By Karen Feld
Imagine traveling back in time to mid-century, the days when the Hollywood studio system still reigned. It was Hollywood’s playground. Homes were mostly second or third ones with generous outdoor space to party. Regulars included Ronald Reagan, Bob Hope, Nat King Cole, Elizabeth Taylor, Liberace, Dinah Shore, The Rat Pack and other superstars.
Later, as golfers and tennis players moved to newer residential club communities on the outskirts, the downtown fell on hard times. Fast forward to 2018 and some modern touches to bring it back to life and appeal to a younger generation of travelers. This is Palm Springs today.
WHAT TO SEE & DO
• Extended weekend visits are getting longer and longer as Palm Springs attracts more visitors. Hiking and cycling are popular. Joshua Tree National Park is worth exploring if only to view the brilliant sunset at Keys View, at 6,200 feet; it feels like you’re on top of the world.
• Ditch your hotel pool and head to Salton Sea, located on the San Andreas Fault. It’s at the lowest elevation—some 200 feet below sea level—where you can have a day of birding, boating, and exploring this incredibly scenic area.
• Palm Springs is a shopping destination for antiques and collectibles including unusual items from the sixties, seventies, and eighties. “Vintage clothing and original movie posters sell in a market diluted with reproductions,” said collector/dealer Mike Rivkin of Antique Galleries of Palm Springs. “It’s a destination for high-end art, antiques, and consumables.” A vintage market the first Sunday of each month attracts buyers as well as lookers.
• Shopping and culture abound in the Palm Springs area. For haute couture, stop in at the elite consignment shops on El Paseo in nearby Palm Desert. Savory Spice offers tastes of some 400 herbs and spices. A visit to the nearby historic non-profit McCallum Theatre, which turns 30 this year, is a must regardless of the performance. The A-list line-up includes a variety of big names in music, theatre, and dance.
• History buffs and nature lovers can walk in the footsteps of our ancestors in the Indian Canyons.
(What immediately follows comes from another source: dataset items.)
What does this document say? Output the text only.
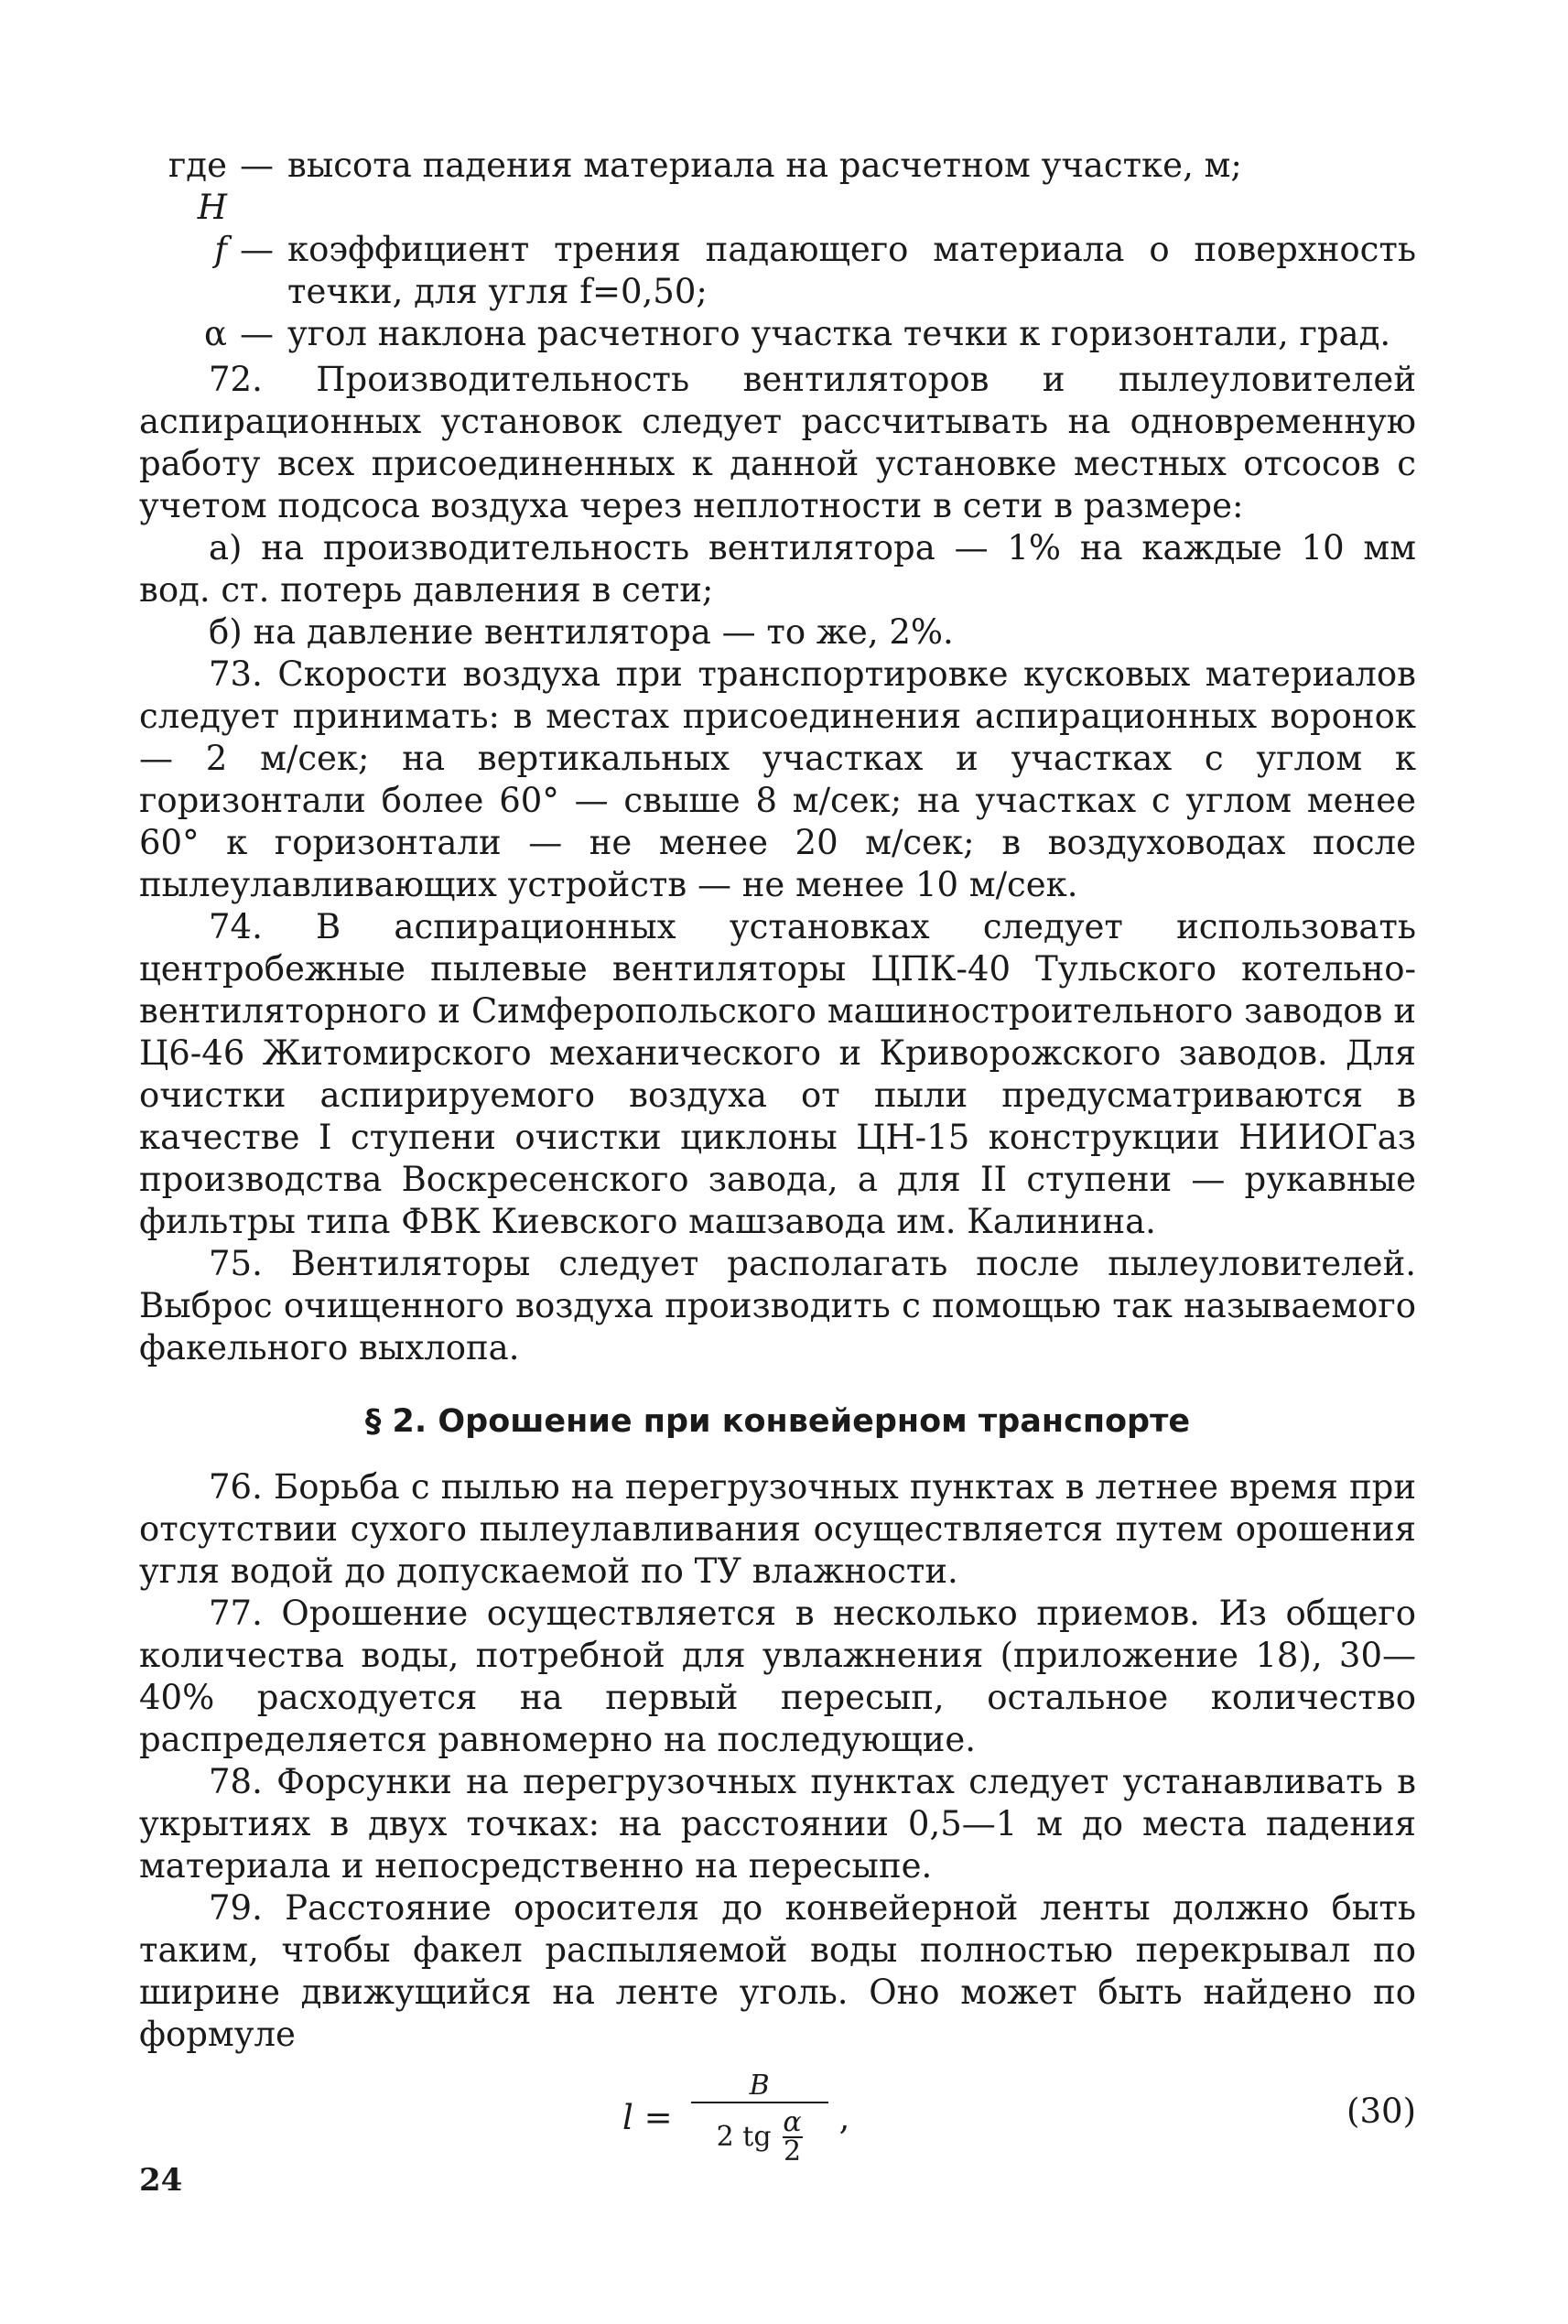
где H
— высота падения материала на расчетном участке, м;
f — коэффициент трения падающего материала о поверхность течки, для угля f=0,50;
α — угол наклона расчетного участка течки к горизонтали, град.

72. Производительность вентиляторов и пылеуловителей аспирационных установок следует рассчитывать на одновременную работу всех присоединенных к данной установке местных отсосов с учетом подсоса воздуха через неплотности в сети в размере:

а) на производительность вентилятора — 1% на каждые 10 мм вод. ст. потерь давления в сети;

б) на давление вентилятора — то же, 2%.

73. Скорости воздуха при транспортировке кусковых материалов следует принимать: в местах присоединения аспирационных воронок — 2 м/сек; на вертикальных участках и участках с углом к горизонтали более 60° — свыше 8 м/сек; на участках с углом менее 60° к горизонтали — не менее 20 м/сек; в воздуховодах после пылеулавливающих устройств — не менее 10 м/сек.

74. В аспирационных установках следует использовать центробежные пылевые вентиляторы ЦПК-40 Тульского котельно-вентиляторного и Симферопольского машиностроительного заводов и Ц6-46 Житомирского механического и Криворожского заводов. Для очистки аспирируемого воздуха от пыли предусматриваются в качестве I ступени очистки циклоны ЦН-15 конструкции НИИОГаз производства Воскресенского завода, а для II ступени — рукавные фильтры типа ФВК Киевского машзавода им. Калинина.

75. Вентиляторы следует располагать после пылеуловителей. Выброс очищенного воздуха производить с помощью так называемого факельного выхлопа.

§ 2. Орошение при конвейерном транспорте

76. Борьба с пылью на перегрузочных пунктах в летнее время при отсутствии сухого пылеулавливания осуществляется путем орошения угля водой до допускаемой по ТУ влажности.

77. Орошение осуществляется в несколько приемов. Из общего количества воды, потребной для увлажнения (приложение 18), 30—40% расходуется на первый пересып, остальное количество распределяется равномерно на последующие.

78. Форсунки на перегрузочных пунктах следует устанавливать в укрытиях в двух точках: на расстоянии 0,5—1 м до места падения материала и непосредственно на пересыпе.

79. Расстояние оросителя до конвейерной ленты должно быть таким, чтобы факел распыляемой воды полностью перекрывал по ширине движущийся на ленте уголь. Оно может быть найдено по формуле

$l = \frac{B}{2 tg \frac{\alpha}{2}}$ ,	(30)
24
Search for artifacts and rock art on a self-guided or ranger-led hike. Or tour the Movie Colony where the studio heads had their homes and spend time in the adjacent Ruth Hardy Park. Catch a glimpse of Barbra Streisand’s compound high on a hill and Liberace’s church across from his old house.
• The ever-changing VillageFest is a Thursday evening happening. Many locals credit Sonny Bono for this as well as the revival of the town he represented. Palm Canyon is closed to automobile traffic for blocks as locals and visitors roam the streets with musicians in the background. Vendors sell date shakes and sweet local dates of all varieties, artisan handcrafts including jewelry, clothing, and pottery.
WHERE TO STAY
The striking new Kimpton Rowan Hotel sits one block from the Palm Springs Art Museum and its state-of-the-art Annenberg Theater at the center of the busy old Palm Springs. The hotel’s rooftop pool and 4 Saints bar attract a youngish party crowd of locals and visitors.
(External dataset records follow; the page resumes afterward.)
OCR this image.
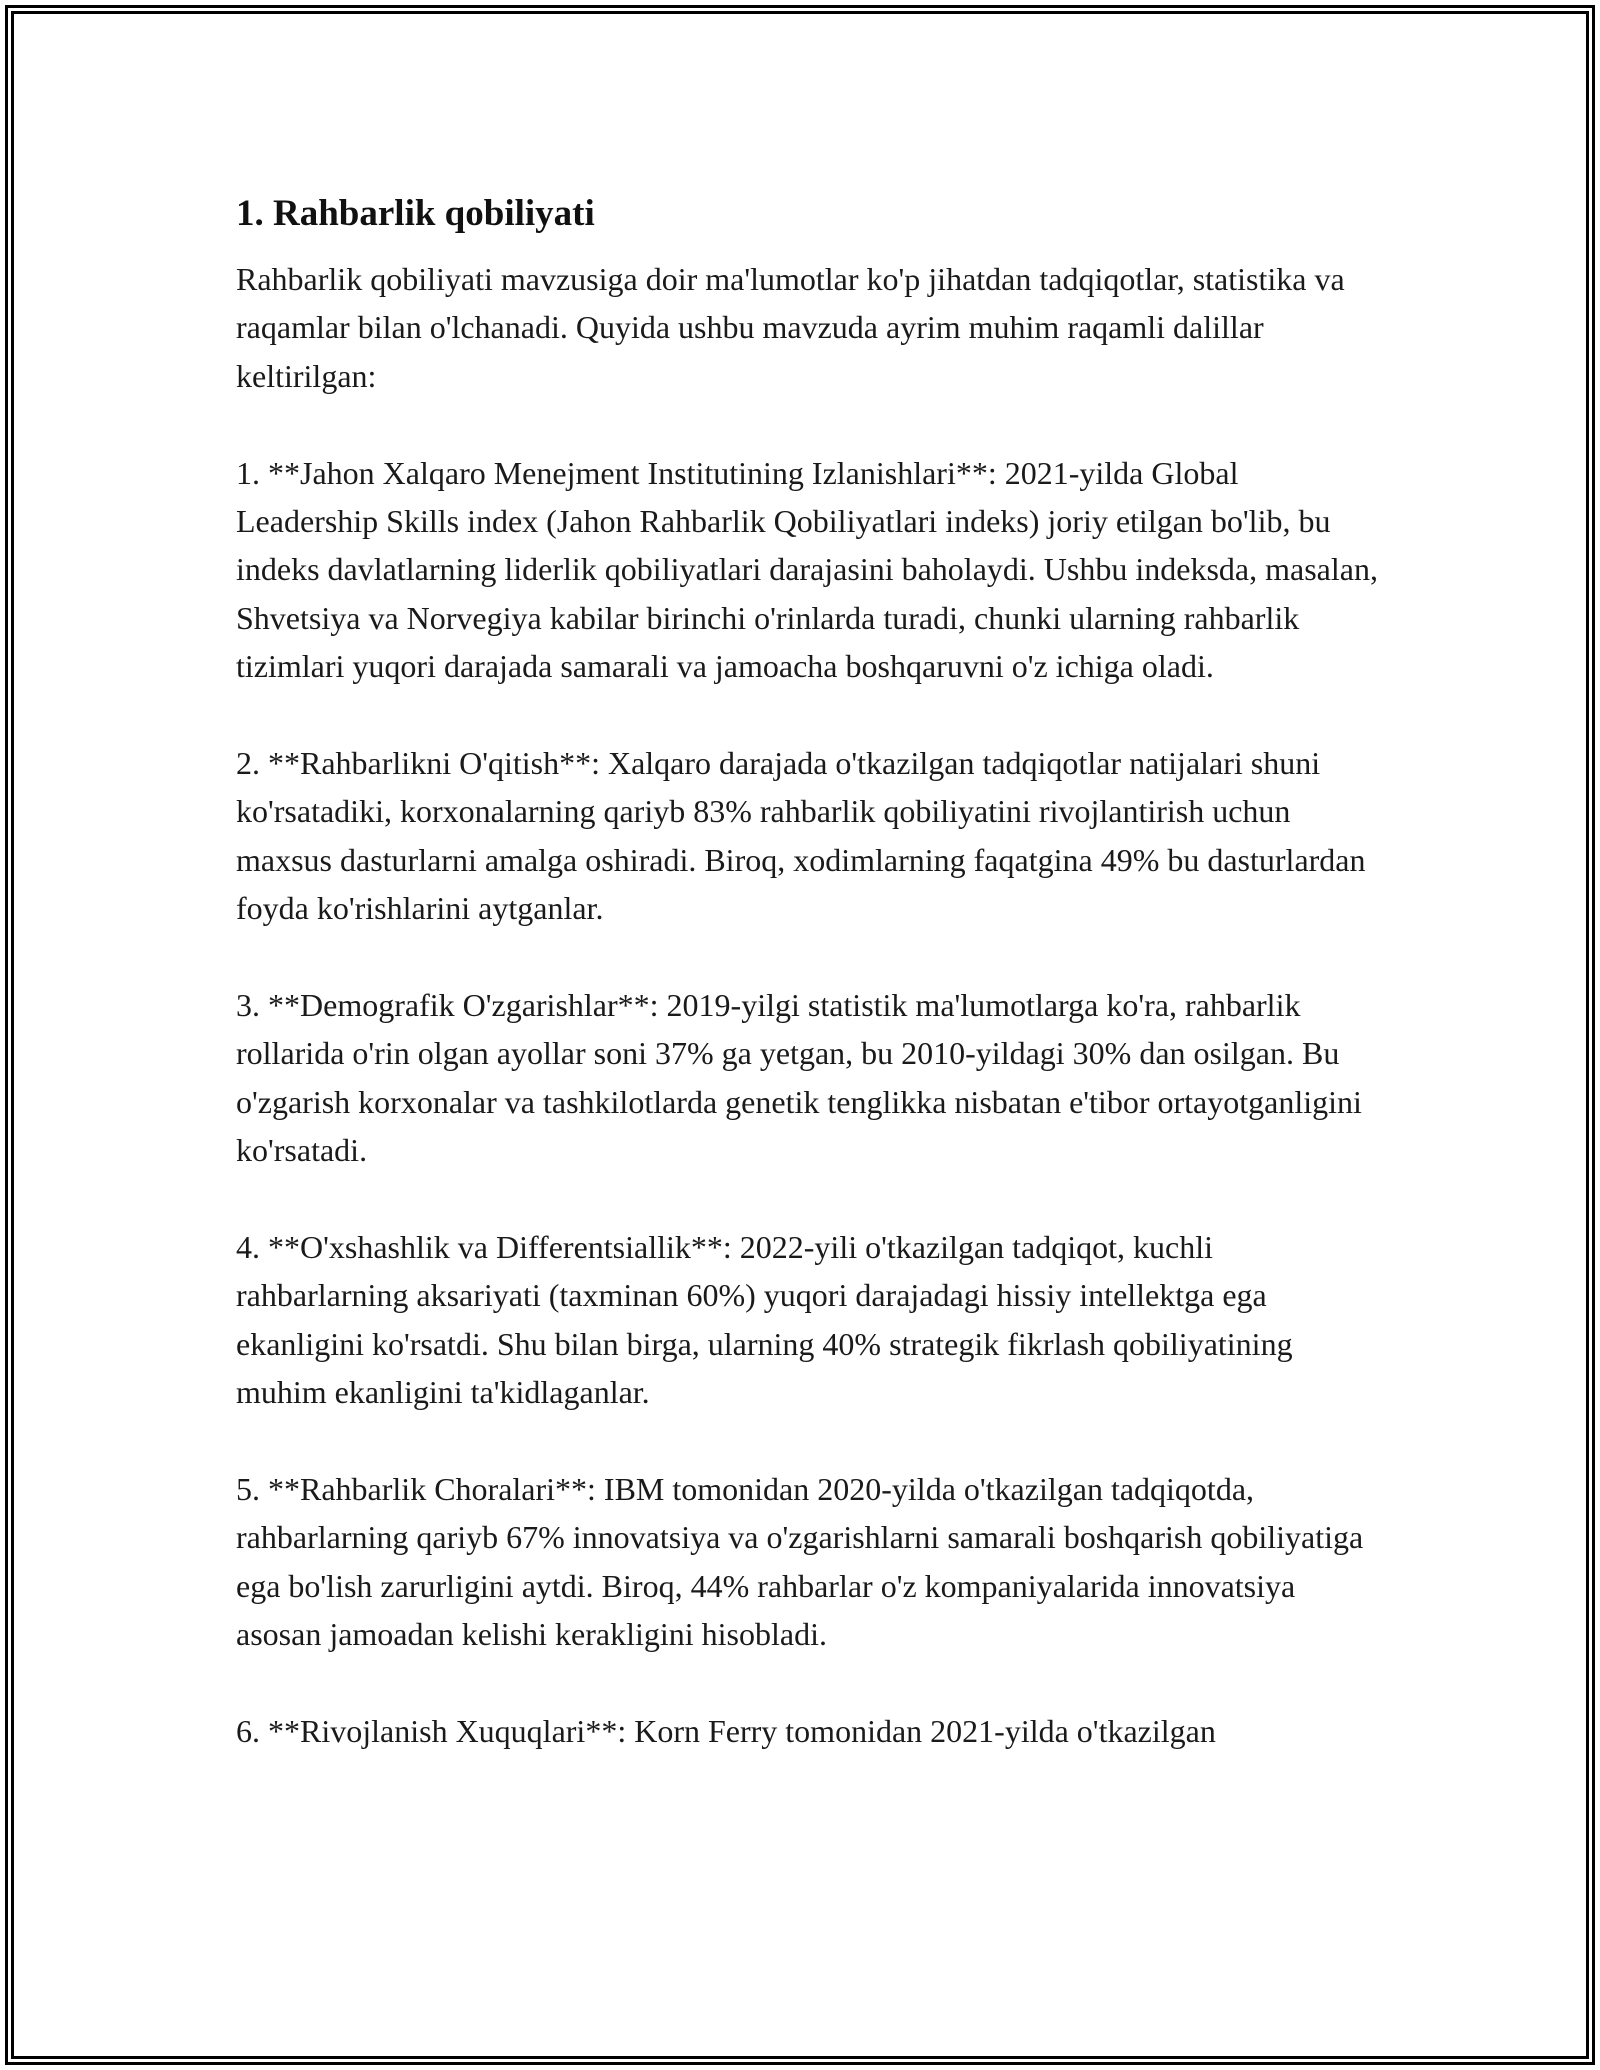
1. Rahbarlik qobiliyati

Rahbarlik qobiliyati mavzusiga doir ma'lumotlar ko'p jihatdan tadqiqotlar, statistika va raqamlar bilan o'lchanadi. Quyida ushbu mavzuda ayrim muhim raqamli dalillar keltirilgan:

1. **Jahon Xalqaro Menejment Institutining Izlanishlari**: 2021-yilda Global Leadership Skills index (Jahon Rahbarlik Qobiliyatlari indeks) joriy etilgan bo'lib, bu indeks davlatlarning liderlik qobiliyatlari darajasini baholaydi. Ushbu indeksda, masalan, Shvetsiya va Norvegiya kabilar birinchi o'rinlarda turadi, chunki ularning rahbarlik tizimlari yuqori darajada samarali va jamoacha boshqaruvni o'z ichiga oladi.

2. **Rahbarlikni O'qitish**: Xalqaro darajada o'tkazilgan tadqiqotlar natijalari shuni ko'rsatadiki, korxonalarning qariyb 83% rahbarlik qobiliyatini rivojlantirish uchun maxsus dasturlarni amalga oshiradi. Biroq, xodimlarning faqatgina 49% bu dasturlardan foyda ko'rishlarini aytganlar.

3. **Demografik O'zgarishlar**: 2019-yilgi statistik ma'lumotlarga ko'ra, rahbarlik rollarida o'rin olgan ayollar soni 37% ga yetgan, bu 2010-yildagi 30% dan osilgan. Bu o'zgarish korxonalar va tashkilotlarda genetik tenglikka nisbatan e'tibor ortayotganligini ko'rsatadi.

4. **O'xshashlik va Differentsiallik**: 2022-yili o'tkazilgan tadqiqot, kuchli rahbarlarning aksariyati (taxminan 60%) yuqori darajadagi hissiy intellektga ega ekanligini ko'rsatdi. Shu bilan birga, ularning 40% strategik fikrlash qobiliyatining muhim ekanligini ta'kidlaganlar.

5. **Rahbarlik Choralari**: IBM tomonidan 2020-yilda o'tkazilgan tadqiqotda, rahbarlarning qariyb 67% innovatsiya va o'zgarishlarni samarali boshqarish qobiliyatiga ega bo'lish zarurligini aytdi. Biroq, 44% rahbarlar o'z kompaniyalarida innovatsiya asosan jamoadan kelishi kerakligini hisobladi.

6. **Rivojlanish Xuquqlari**: Korn Ferry tomonidan 2021-yilda o'tkazilgan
For extended stays, why not rent a home with a pool and outdoor fire pit to experience the true outdoor desert lifestyle. Neighborhoods are known by the architects who designed the homes. Any structure built before 1969 automatically falls under Historic Preservation. Many of these quintessential traditional mid-century homes have been modernized with extended outdoor spaces.
THE BEST EATS
There’s no shortage of restaurants to fit any taste. Lines form throughout the day at Farm in the Plaza to relax on the patio and satisfy hunger pangs with a Belgian waffle topped with chicken, bacon, and sausage simmered in a creamy butter sauce. If you insist on “clean” food, try the new A La MOD Café or the very trendy Workshop Kitchen & Bar in the Uptown Design District on North Palm Canyon. The food is sourced from local farms and prepared creatively— think shaved Brussels Sprout Salad with Pomegranate and Apple. Your best bet is a table on the garden patio.
The old school restaurants are still my favorites. Melvyn’s at the Ingleside Inn, the legendary Hollywood hotspot has been refreshed and the patio revamped. They still offer Steak Diane, and Spinach Salad prepared tableside by a server dressed in a tux and white gloves. The ghosts of its famous guests live on— Sinatra’s wedding reception was held there. Stay late enough, and they’ll happily share old stories. In fact, stop by solo and indulge in a huge Chicken Pot Pie while listening to the pianist. Check out the photos of Frank Sinatra, Lucille Ball, and Jerry Lewis among others. Spencer’s Restaurant set in the San Jacinto Mountains is still famous and a popular favorite for its upscale American fare and Hollywood banter too.